Fast and safe. The future of transactions in crypto

Electric Cash
electric-cash
Published in
4 min readMay 11, 2021

Shopping is easy. You put things in your cart, pay, and leave. Now imagine that you have to wait one hour at the store for your payment to be approved. The lack of speed in cryptocurrency transactions is one of the biggest roadblocks on the way to full adoption. Fortunately, various consensus mechanisms and second-layer solutions can solve this issue.

There is a common opinion that one of the advantages of cryptocurrencies is the speed of transactions. The matter, however, is not so simple. For Bitcoin, the transaction time is 60 minutes. For some other cryptocurrencies, it is only a few seconds. This primarily depends on the structure and technology in which the specific cryptocurrency operates.

Verification takes time

To understand it better, let’s look at the genesis of Bitcoin, the first cryptocurrency that ever existed. BTC was created with blockchain technology, which is an open distributed ledger operating in a decentralized network. Unlike in a centralized network, anyone can get access to the transaction database.

If blockchain has no central point to oversee what’s going on, then who is in charge? The answer is other participants of the network. Their liability is to verify transactions using computing power. The authenticity of a transaction is decided by reaching a consensus. Implemented mechanisms start from PoW (Proof of Work), PoS (Proof of Stake), Delegated PoS, Delayed PoW, to Proof of History.

The verification period is related to the time required to find enough block confirmations. In other words: the network capacity. The more transactions waiting in queue for acceptance, the longer it takes to verify them.

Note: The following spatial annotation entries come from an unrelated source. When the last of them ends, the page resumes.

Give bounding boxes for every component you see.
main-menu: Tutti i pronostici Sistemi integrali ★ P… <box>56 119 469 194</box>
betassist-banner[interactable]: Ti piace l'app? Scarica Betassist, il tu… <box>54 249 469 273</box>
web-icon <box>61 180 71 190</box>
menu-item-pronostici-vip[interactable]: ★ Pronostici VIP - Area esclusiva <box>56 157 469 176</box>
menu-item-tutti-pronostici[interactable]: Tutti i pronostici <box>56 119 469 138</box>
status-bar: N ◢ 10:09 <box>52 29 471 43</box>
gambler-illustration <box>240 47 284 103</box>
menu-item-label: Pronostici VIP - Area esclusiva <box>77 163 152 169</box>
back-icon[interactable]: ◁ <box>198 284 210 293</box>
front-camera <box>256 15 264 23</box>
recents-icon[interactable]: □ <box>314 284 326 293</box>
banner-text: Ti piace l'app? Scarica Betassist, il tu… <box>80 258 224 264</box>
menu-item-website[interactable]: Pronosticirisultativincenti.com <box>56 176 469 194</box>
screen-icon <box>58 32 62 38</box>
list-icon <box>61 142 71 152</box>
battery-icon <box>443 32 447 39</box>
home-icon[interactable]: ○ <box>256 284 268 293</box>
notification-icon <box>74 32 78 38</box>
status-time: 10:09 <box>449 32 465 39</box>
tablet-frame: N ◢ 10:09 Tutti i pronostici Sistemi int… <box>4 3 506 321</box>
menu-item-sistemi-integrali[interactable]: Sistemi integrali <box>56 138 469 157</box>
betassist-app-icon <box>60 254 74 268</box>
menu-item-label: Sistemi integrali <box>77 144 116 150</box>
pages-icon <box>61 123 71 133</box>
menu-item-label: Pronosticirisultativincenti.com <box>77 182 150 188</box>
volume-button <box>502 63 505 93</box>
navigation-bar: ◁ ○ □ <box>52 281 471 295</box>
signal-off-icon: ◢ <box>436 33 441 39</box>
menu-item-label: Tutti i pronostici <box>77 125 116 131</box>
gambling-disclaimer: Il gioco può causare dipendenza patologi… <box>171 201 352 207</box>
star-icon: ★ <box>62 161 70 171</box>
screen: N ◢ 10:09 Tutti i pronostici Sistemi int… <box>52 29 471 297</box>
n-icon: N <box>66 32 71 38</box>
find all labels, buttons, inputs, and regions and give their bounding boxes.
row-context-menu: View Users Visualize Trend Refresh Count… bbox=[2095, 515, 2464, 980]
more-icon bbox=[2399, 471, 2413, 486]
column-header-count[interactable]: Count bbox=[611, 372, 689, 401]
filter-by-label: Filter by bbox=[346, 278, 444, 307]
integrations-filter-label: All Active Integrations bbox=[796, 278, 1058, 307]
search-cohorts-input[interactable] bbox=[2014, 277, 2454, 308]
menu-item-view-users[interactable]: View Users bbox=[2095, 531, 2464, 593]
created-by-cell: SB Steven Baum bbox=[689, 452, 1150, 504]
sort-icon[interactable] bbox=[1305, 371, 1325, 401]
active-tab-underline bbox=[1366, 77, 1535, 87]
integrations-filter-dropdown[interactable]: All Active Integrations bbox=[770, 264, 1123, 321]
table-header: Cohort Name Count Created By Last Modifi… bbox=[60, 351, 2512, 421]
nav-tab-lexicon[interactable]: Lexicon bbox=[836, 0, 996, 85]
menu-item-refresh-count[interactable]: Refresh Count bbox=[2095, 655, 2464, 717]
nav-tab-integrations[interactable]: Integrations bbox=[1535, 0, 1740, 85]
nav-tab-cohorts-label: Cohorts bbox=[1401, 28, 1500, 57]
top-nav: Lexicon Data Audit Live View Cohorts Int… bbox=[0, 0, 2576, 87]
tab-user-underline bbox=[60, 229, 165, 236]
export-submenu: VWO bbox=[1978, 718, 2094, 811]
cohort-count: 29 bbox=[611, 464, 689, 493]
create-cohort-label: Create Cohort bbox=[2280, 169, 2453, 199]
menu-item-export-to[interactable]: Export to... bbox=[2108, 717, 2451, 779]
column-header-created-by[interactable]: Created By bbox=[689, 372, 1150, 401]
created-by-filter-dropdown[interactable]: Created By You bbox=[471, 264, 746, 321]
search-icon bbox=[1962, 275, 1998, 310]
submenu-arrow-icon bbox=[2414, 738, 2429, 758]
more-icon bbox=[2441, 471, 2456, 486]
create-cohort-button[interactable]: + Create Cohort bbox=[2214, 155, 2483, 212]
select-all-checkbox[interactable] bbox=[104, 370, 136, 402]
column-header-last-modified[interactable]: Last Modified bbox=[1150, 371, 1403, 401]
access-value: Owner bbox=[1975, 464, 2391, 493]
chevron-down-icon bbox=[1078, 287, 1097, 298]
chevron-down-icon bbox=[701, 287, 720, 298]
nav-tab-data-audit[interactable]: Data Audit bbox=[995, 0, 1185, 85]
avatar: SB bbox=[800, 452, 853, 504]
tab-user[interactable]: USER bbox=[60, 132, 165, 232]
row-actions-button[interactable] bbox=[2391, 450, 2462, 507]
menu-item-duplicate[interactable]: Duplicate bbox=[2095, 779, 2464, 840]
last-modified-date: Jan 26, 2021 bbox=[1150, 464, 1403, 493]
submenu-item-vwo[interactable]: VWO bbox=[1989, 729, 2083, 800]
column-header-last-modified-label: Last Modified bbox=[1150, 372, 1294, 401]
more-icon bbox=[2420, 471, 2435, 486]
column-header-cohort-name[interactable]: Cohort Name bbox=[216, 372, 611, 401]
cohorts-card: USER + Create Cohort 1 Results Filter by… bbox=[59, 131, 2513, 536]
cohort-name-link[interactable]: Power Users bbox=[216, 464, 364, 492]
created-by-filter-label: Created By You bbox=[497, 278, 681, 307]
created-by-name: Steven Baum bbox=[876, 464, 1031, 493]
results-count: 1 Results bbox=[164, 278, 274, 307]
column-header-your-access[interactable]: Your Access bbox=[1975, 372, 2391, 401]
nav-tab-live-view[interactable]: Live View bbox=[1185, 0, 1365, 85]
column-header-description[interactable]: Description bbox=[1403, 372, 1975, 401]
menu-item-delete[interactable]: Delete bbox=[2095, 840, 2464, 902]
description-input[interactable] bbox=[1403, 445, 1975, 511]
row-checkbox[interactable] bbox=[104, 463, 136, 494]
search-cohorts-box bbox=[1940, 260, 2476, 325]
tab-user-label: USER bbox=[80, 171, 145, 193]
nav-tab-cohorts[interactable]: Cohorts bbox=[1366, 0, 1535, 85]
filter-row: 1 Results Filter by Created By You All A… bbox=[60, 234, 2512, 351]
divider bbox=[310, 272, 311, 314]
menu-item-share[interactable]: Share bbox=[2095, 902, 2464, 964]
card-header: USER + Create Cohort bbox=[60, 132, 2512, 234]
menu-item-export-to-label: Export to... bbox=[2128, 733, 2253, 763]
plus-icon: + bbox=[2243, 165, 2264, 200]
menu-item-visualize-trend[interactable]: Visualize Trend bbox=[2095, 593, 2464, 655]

How to measure the speed in crypto?

There are specific measures related to transactions in the blockchain. Transactions per second (TPS) shows how many transactions can be processed every second. From the point of convenience and security, the critical measure is transaction confirmation time. It tells the user how much time is necessary for their transaction to be approved and added to the blockchain.

The fast and the slow

Bitcoin requires six blocks of confirmations. It takes 10 minutes for each block to be mined and 60 minutes overall. And Bitcoin’s current transaction efficiency is around 7 TPS. BTC may be the mother of all coins but is not a front-runner when it comes to speed.

There is a plan to overcome this challenge with the Lightning Network, a second-layer solution placed on top of Bitcoin’s existing blockchain. It was launched in 2018 and is currently in the beta phase. The aim here is to improve the scalability of Bitcoin transactions in the network.

In a nutshell, the transactions will go off the blockchain through individual payment channels and then connect back. This solution is expected to scale up to 10,000 TPS and even beyond.

Ethereum, on the other hand, is much faster with 25 TPS and around 6 minutes of real transaction time. One of the most anticipated upgrades in the crypto market is Ethereum 2.0. Vitalik Buterin, the creator of the ETH, aims to boost the network speed to 100,000 TPS.

In comparison, traditional payment networks like VISA and MasterCard can process around 24,000 to 65,000 TPS. With current demand, it usually ranges from 1,700 to 2,400 TPS, meaning they are only using a fraction of their total capacity.

There are plenty of other cryptocurrencies on the market, enabling transfers in less than a minute and with immense efficiency. These are the features of coins such as: Ripple (1500 TPS), Stellar (1000 TPS), NEO (10,000 TPS), Waves (100 TPS), Steem (10,000 TPS), Nano (1000 TPS), TRON (~2000 TPS), EOS (4000 TPS), Cosmos (10,000–40,000 TPS), Solana (up to 65,000 TPS), Algorand (1000–45,000 TPS) and Avalanche (4500 TPS).

These differences depend on consensus methodologies. Bitcoin and Ethereum work on Proof of Work, requiring the network to resolve equations to secure transaction blocks. Types of consensuses incorporated later, like Delegated PoS or Delayed PoW, attempt to increase the TPS and alleviate the transaction confirmation time.

The second-layer solution

A concept that can be a game-changer is the second-layer solution. The second layer is a framework where transactions take place. They are processed off the main chain but without sacrificing the network’s security. It’s like moving a great portion of the work to a higher floor where everything goes faster because there are more resources.

There are a few cryptocurrencies based on this architecture. Among them is ELCASH. Although the details of the coin are yet to be presented, the project aims to resolve slow and expensive transfers.

According to the ELCASH whitepaper, the first layer is the Consensus Layer (PoW) to ensure the integrity of the blockchain executing the consensus algorithm across participants. A fast transaction layer (the second one) is created on top of the network to improve the transaction speed.

Users approach

What do the users themselves think and want? According to the Nielsen Group research, one second is enough for a human to notice a delay, and 10 seconds is the upper cap to keep the user’s attention. 0.1 sec provides the user with a feeling of a system reacting instantly. But for blockchain’s scalability, it is not only to provide higher TPS, but also for maximizing the security of the transactions.